By Mindy Johnston College Information & Community Relations Intern

Pennsylvania College of Technology’s School of Health Sciences and Susquehanna Health System are teaming up again to offer the third annual Introduction to Health Careers program for students in grades 10-12 on June 23-25.

Workshops for Nursing, Occupational Therapy Assistant, Paramedic Technology, Radiography, Dental Hygiene, Physical Fitness Specialist and Health Information Technology will give students a hands-on look at majors in these fields.

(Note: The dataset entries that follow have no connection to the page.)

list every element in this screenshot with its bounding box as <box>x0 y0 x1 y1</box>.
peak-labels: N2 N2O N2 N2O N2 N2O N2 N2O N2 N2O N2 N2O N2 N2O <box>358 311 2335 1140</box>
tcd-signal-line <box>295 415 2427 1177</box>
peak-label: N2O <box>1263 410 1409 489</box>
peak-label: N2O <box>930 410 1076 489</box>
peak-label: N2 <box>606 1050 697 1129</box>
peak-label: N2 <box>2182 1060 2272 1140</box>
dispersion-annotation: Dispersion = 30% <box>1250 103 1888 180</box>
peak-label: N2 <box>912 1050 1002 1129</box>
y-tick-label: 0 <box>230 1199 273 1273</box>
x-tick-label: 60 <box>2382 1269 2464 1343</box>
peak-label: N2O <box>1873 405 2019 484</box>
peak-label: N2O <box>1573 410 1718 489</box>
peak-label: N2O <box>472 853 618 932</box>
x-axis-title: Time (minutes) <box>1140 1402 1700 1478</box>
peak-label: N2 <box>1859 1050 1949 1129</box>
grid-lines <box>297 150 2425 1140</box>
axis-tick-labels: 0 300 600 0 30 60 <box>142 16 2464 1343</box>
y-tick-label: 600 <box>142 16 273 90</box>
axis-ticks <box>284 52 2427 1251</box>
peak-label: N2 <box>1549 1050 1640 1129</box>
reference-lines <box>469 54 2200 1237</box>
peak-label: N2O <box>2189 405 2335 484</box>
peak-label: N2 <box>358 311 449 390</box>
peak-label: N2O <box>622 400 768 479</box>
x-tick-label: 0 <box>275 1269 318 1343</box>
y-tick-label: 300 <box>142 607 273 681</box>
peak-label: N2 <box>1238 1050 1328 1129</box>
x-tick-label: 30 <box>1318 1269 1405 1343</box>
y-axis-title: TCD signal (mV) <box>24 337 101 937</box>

Students will be able to take part in real-life experiences, such as taking blood pressures and making an occupied bed in the nursing field, developing X-rays in the radiography workshop, and learning airway management and electrical therapy in the paramedic workshop, to name just a few.

This program was established to let students know about health-career options. After participating in the workshops, students will be able to choose the major that’s best suited for them. The goal is to expose students to jobs they didn’t know were available. It’s also a good way to let local students know they can stay in the area while getting a degree in these fields.

Susquehanna Health System became involved with the program in hopes of hiring qualified graduates. Currently, there is a high demand statewide for graduates in many health-care fields. Any student interested in a health-care occupation also may contact Susquehanna Health System to find out about job-shadowing and “VolunTEEN” options.

For the first time, students will have the opportunity to stay at Penn College during the program, which has been expanded to a camp format. Project Director Shawn A. Kiser, coordinator of dental hygiene at Penn College, said it will be a good opportunity for students to see the College and “get the grasp of college life.”

The participants also will be able to speak with Penn College students to get their perspectives. In addition, staff will arrange various types of entertainment for the students for the times when they are not participating in workshops.

The student guests will stay in their own section of the College, which will have eight summer-conference assistants and one or two adult chaperones on duty. The students also will be provided with three meals a day.